As soon as my baby boy fell asleep, I left the bed to tell the rest of the family how I was feeling. I went back to the bathroom to have a shower. The water felt amazing running down my body but the waves eased so I hopped out. Mitchell (my husband) came to see how I was going. He wrapped his big bear arms around me and started singing the same chant as the one myself and daughter sang earlier. From that moment I felt her drop, everything felt heavy and I couldn't stand up straight. It was on like donkey on. Mitchell started jigglying my pelvis, the shake made the intense waves wash away. Mitchell just kept whispering in between his song, relax, relax your jaw, relax your hands. He wasn't just talking to me but he was singing and talking his baby girl down too. Pure magic from him. Moments I will forever cherish and so proud to announce to the world how supportive Mitchell was and still is. By then our baby boy woke up from his nap so Mitchell left to look after the 3 boys and my daughter came into the bathroom to support me. We hopped into our spa bath and started running the tap water over my lower back while my daughter started scooping water up in a bucket to run more water over my back. All the boys strolled in, they brought in warm teas, coconut water and their cameras. My baby boy couldn't resist a bath so he jumped in to play. I was on all fours letting the water run over my body from the tap and said ''the baby's coming''. My daughter still powering away behind me with her bucket of water pouring down my back and massaging me yells out, "I can see her head." I reached down with one hand and had her little wet head cupped in my hands. Mitchell quickly jumped in the bath.

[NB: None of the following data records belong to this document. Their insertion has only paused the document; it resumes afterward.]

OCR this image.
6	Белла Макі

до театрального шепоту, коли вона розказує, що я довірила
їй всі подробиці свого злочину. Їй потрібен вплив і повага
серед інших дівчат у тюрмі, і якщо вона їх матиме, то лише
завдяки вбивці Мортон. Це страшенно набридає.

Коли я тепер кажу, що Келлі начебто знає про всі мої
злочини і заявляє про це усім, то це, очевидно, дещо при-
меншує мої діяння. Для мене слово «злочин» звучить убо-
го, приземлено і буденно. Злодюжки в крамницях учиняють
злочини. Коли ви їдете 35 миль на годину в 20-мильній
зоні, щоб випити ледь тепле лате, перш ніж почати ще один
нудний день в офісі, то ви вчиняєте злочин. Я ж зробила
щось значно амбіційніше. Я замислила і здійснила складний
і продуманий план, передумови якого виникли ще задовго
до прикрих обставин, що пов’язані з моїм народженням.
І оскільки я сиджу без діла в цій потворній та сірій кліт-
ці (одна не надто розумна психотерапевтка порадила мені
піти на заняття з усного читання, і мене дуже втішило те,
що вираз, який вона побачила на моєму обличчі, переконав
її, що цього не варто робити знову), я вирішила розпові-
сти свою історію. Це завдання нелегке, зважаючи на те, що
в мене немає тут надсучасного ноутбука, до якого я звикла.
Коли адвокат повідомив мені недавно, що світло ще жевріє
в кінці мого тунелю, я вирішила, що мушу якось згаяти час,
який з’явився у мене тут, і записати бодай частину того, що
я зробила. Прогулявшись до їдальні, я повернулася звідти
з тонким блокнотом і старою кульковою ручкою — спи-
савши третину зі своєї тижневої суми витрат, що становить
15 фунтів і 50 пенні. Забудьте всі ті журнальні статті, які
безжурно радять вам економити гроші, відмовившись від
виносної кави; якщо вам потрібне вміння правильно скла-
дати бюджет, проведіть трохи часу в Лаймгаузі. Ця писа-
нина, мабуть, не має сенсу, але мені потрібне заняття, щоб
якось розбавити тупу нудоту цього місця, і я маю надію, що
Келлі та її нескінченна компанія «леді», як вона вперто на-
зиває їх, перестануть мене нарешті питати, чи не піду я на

When I said the baby's coming, Mitchell thought I meant I'm in labour and eventually a baby will be here , he didn't know that I meant RIGHT NOW. He mentioned later too how quiet and calm I was. I was calm and focused, I had all my babies with me and knew I was in great hands with my daughter as my Birthkeeper.

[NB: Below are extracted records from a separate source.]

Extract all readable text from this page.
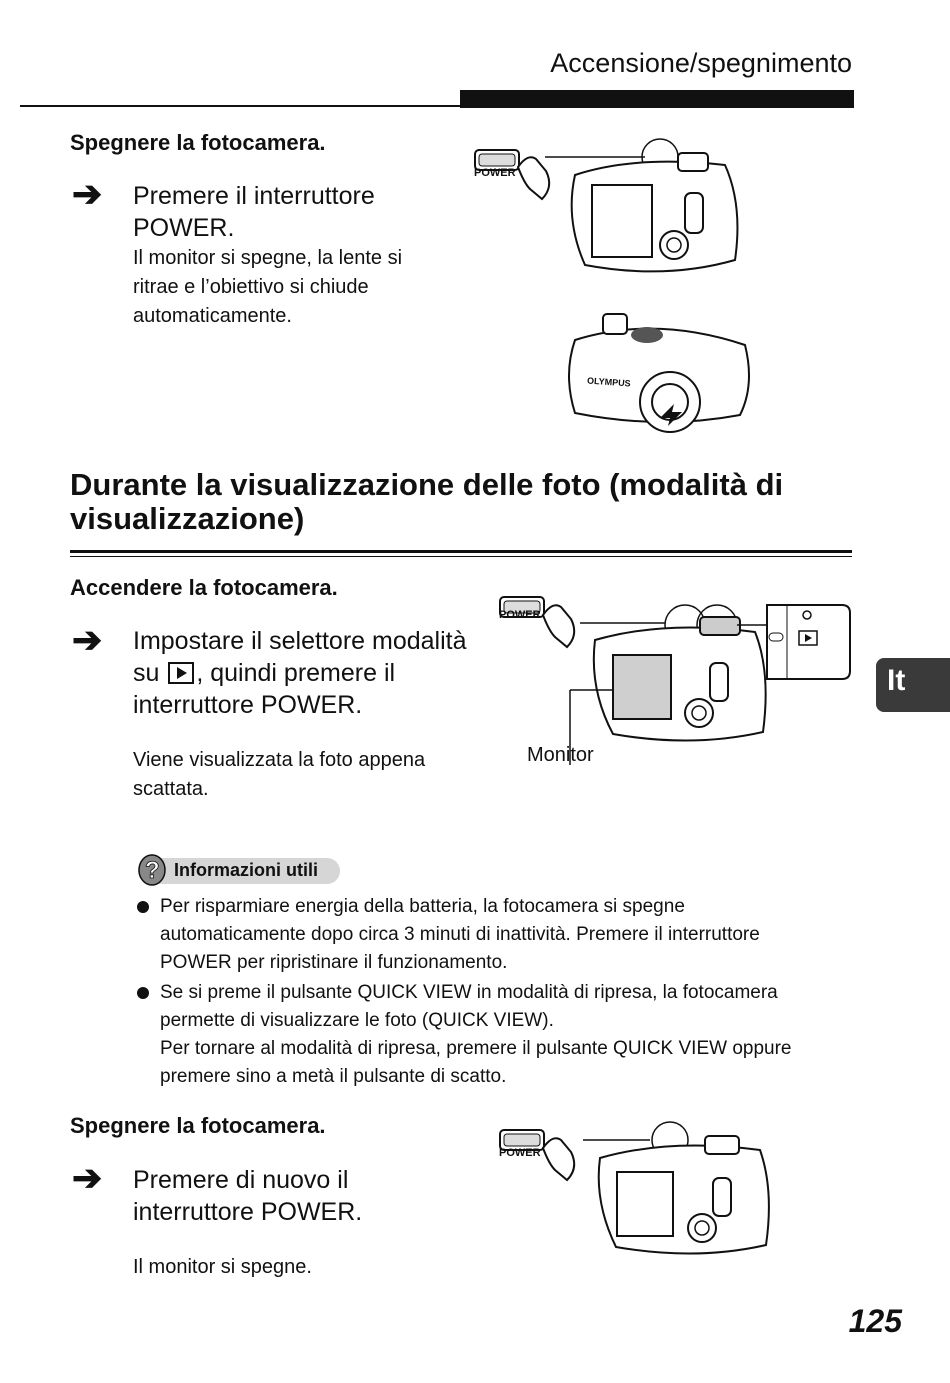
Accensione/spegnimento
Spegnere la fotocamera.
➔ Premere il interruttore
POWER.
Il monitor si spegne, la lente si
ritrae e l’obiettivo si chiude
automaticamente.
POWER
OLYMPUS
Durante la visualizzazione delle foto (modalità di
visualizzazione)
Accendere la fotocamera.
➔ Impostare il selettore modalità
su , quindi premere il
interruttore POWER.
Viene visualizzata la foto appena
scattata.
POWER
Monitor
? Informazioni utili
Per risparmiare energia della batteria, la fotocamera si spegne
automaticamente dopo circa 3 minuti di inattività. Premere il interruttore
POWER per ripristinare il funzionamento.
Se si preme il pulsante QUICK VIEW in modalità di ripresa, la fotocamera
permette di visualizzare le foto (QUICK VIEW).
Per tornare al modalità di ripresa, premere il pulsante QUICK VIEW oppure
premere sino a metà il pulsante di scatto.
Spegnere la fotocamera.
➔ Premere di nuovo il
interruttore POWER.
Il monitor si spegne.
POWER
It
125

So I was in THE position now and wasn't intending to move so being on all fours, I needed assistance behind me. Mitchell told our daughter to cup her hands and get ready to pass the baby up to mama. She held her little sister's head, ready for her her body to emerge. I felt our new baby slide out, my Birthkeeper daughter passed her new baby sibling in between my legs. I grabbed her, I looked at her beautiful face and started rubbing her vernix all over her body, I even rubbed it all over my face to keep the wrinkles away, Ilve never seen so much vernix on a baby. I held her slippery body tight on my chest. She wasn't crying but I could hear. She too was calm and focused. She was slowly getting ready for a big cry and she let out a baby lioness roar, a 'I'm here family' then just went back to being snugged in my arms. Her big baby brother watching on curiously, found a quick opening and jumped on the tittie (as we like to call it) and started suckling. By doing so I felt a bit dizzy and the placenta came straight out. Our baby girl still snuggled in, I 'officially' had a look to see if our baby was a girl and when I did I just broke down crying. A girl. I knew even before she was in my womb growing, when she was a little knock, a gentle whisper. We have sisters now. I felt a huge shift in our matriarch ancestral lineage. A sense of healing from any past traumas in our family and shifting birth as it was meant to have always been, beautiful, full of love and in my own power. I manifested. I dreamed. As natural and primal as can be, birth was not a medical emergency but a celebration for our daughters and sons to witness yet again another free birth in our bathroom. My daughter apart of the sisterhood, confidently, learning more about birth and how women's bodies transform, how her own body works. This is where power, knowledge, and wisdom comes from and it can start at any age. How friggen proud I am of my daughter, my blood all over her hands and body (you can just see her little hand in the frame below), absolutely no blood shame whatsoever but with a badge of honour to say she was there for her mama and her sister. The uprise of little women taking back birth and their bodies.